21 June 2017

Tropical Storm Cindy to make landfall on Louisiana tonight

Since yesterday's update, Tropical Storm Bret dissipated off the coast of central Venezuela, but the system in the Gulf of Mexico was upgraded to Tropical Storm Cindy.  They were both named storms for a 6-hour period, which was the first such pre-July occurrence since 1968.  Cindy, the third named storm of the season, is about 8 weeks ahead of pace for an average season.

Although Cindy became organized and strong enough to earn a name, the big picture has not changed at all.  The structure is not very tropical-looking in appearance, with thunderstorm activity far-removed from the center, and an exposed mostly-dry low-level circulation center. Mild storm surge (1-4 feet) is occurring along the northern Gulf coast, and flooding from heavy rain is the biggest hazard as expected.

As of the Wednesday morning advisory, the center was located about 200 miles southeast of Galveston, and maximum winds are around 60 mph.  However, tropical storm force winds already extend over into coastal Mississippi.

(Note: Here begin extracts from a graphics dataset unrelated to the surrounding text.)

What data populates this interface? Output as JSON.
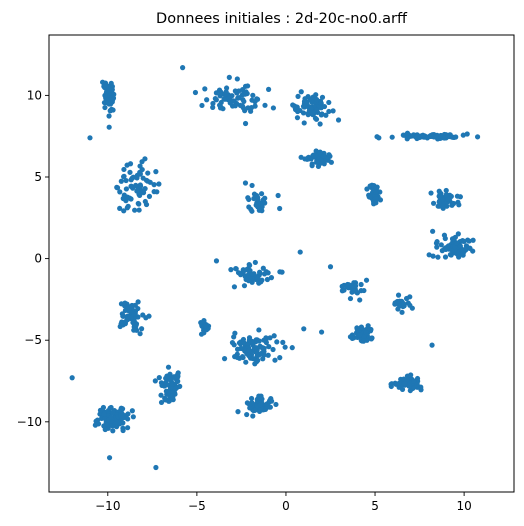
{
  "chart_data": {
    "type": "scatter",
    "title": "Donnees initiales : 2d-20c-no0.arff",
    "xlabel": "",
    "ylabel": "",
    "xlim": [
      -13.3,
      12.8
    ],
    "ylim": [
      -14.3,
      13.7
    ],
    "xticks": [
      -10,
      -5,
      0,
      5,
      10
    ],
    "yticks": [
      -10,
      -5,
      0,
      5,
      10
    ],
    "grid": false,
    "legend": "none",
    "marker_color": "#1f77b4",
    "clusters": [
      {
        "center": [
          -10.0,
          9.8
        ],
        "spread": [
          0.25,
          1.0
        ],
        "n": 50
      },
      {
        "center": [
          -3.0,
          9.8
        ],
        "spread": [
          1.3,
          0.7
        ],
        "n": 70
      },
      {
        "center": [
          1.5,
          9.3
        ],
        "spread": [
          1.0,
          0.6
        ],
        "n": 70
      },
      {
        "center": [
          8.2,
          7.5
        ],
        "spread": [
          1.7,
          0.12
        ],
        "n": 80
      },
      {
        "center": [
          1.8,
          6.1
        ],
        "spread": [
          0.6,
          0.3
        ],
        "n": 50
      },
      {
        "center": [
          -8.3,
          4.3
        ],
        "spread": [
          0.9,
          1.2
        ],
        "n": 70
      },
      {
        "center": [
          -1.6,
          3.3
        ],
        "spread": [
          0.7,
          0.7
        ],
        "n": 30
      },
      {
        "center": [
          5.0,
          3.9
        ],
        "spread": [
          0.25,
          0.5
        ],
        "n": 40
      },
      {
        "center": [
          8.9,
          3.6
        ],
        "spread": [
          0.6,
          0.4
        ],
        "n": 50
      },
      {
        "center": [
          9.5,
          0.7
        ],
        "spread": [
          0.9,
          0.5
        ],
        "n": 80
      },
      {
        "center": [
          -2.0,
          -0.9
        ],
        "spread": [
          1.2,
          0.6
        ],
        "n": 50
      },
      {
        "center": [
          3.9,
          -1.8
        ],
        "spread": [
          0.7,
          0.6
        ],
        "n": 30
      },
      {
        "center": [
          6.6,
          -2.8
        ],
        "spread": [
          0.5,
          0.4
        ],
        "n": 20
      },
      {
        "center": [
          -8.6,
          -3.4
        ],
        "spread": [
          0.6,
          0.8
        ],
        "n": 70
      },
      {
        "center": [
          -4.6,
          -4.1
        ],
        "spread": [
          0.2,
          0.4
        ],
        "n": 20
      },
      {
        "center": [
          -1.8,
          -5.6
        ],
        "spread": [
          1.2,
          0.8
        ],
        "n": 90
      },
      {
        "center": [
          4.3,
          -4.6
        ],
        "spread": [
          0.5,
          0.4
        ],
        "n": 50
      },
      {
        "center": [
          -6.5,
          -7.9
        ],
        "spread": [
          0.4,
          0.8
        ],
        "n": 70
      },
      {
        "center": [
          -1.5,
          -9.0
        ],
        "spread": [
          0.6,
          0.4
        ],
        "n": 60
      },
      {
        "center": [
          6.9,
          -7.6
        ],
        "spread": [
          0.6,
          0.3
        ],
        "n": 60
      },
      {
        "center": [
          -9.7,
          -9.8
        ],
        "spread": [
          0.7,
          0.6
        ],
        "n": 100
      }
    ],
    "outliers": [
      [
        -12.0,
        -7.3
      ],
      [
        -9.9,
        -12.2
      ],
      [
        -7.3,
        -12.8
      ],
      [
        -11.0,
        7.4
      ],
      [
        -5.8,
        11.7
      ],
      [
        8.2,
        -5.3
      ],
      [
        2.0,
        -4.5
      ],
      [
        1.0,
        -4.3
      ],
      [
        0.8,
        0.4
      ],
      [
        2.5,
        -0.5
      ]
    ]
  }
}
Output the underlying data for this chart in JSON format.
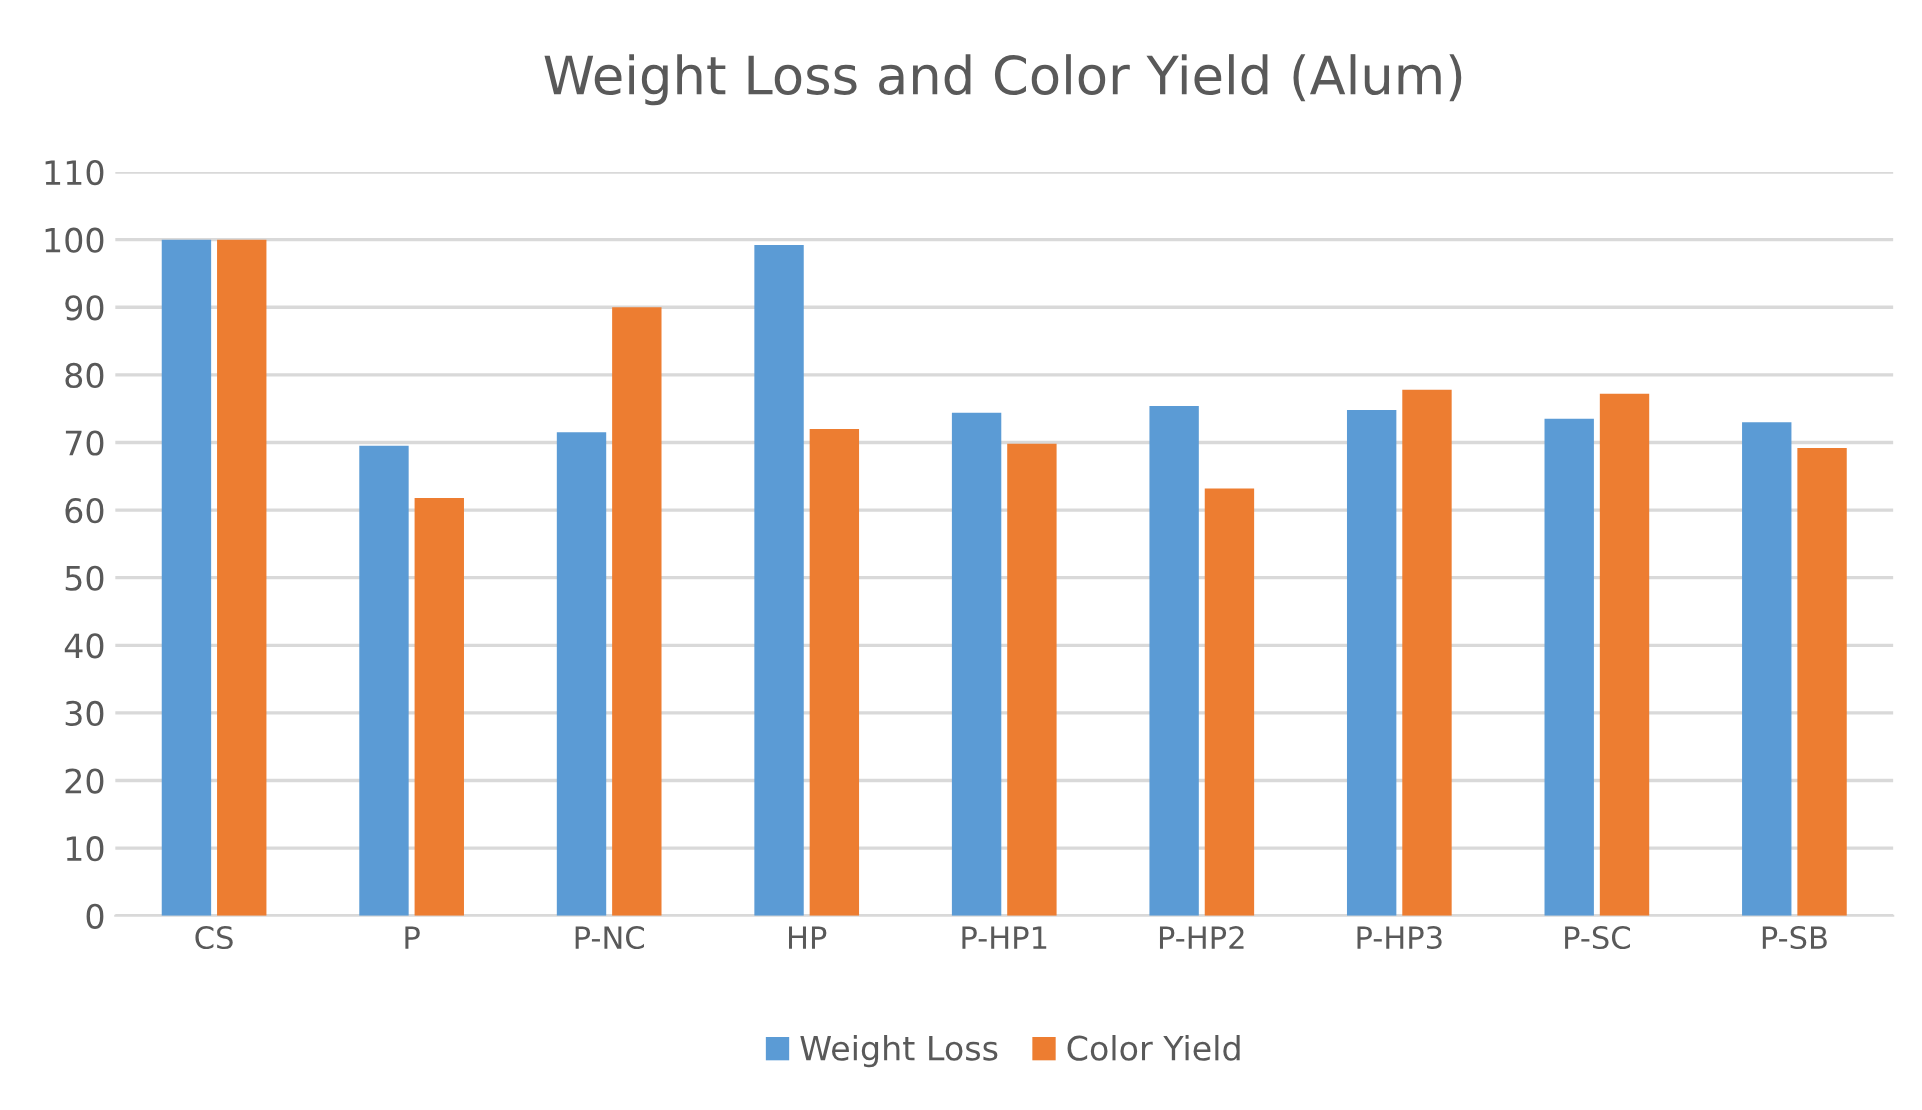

Cindy is bringing tropical storm force winds, storm surge, tornadoes, and of course, LOTS of rain. Already, some impressive rainfall totals have been observed, as you can see in the map below:

I have a very long (and still updating) radar loop of the region available here.

Cindy will make landfall near the TX/LA border late tonight, though the impacts have been and will continue to be felt far east of the center.  After that, land and increasing wind shear will bring this storm to an end, but its remnants will dump rain from TX/LA/MS/AL up through TN and KY over the next couple of days.

There is nothing else in the foreseeable future, but the next name on deck is Don.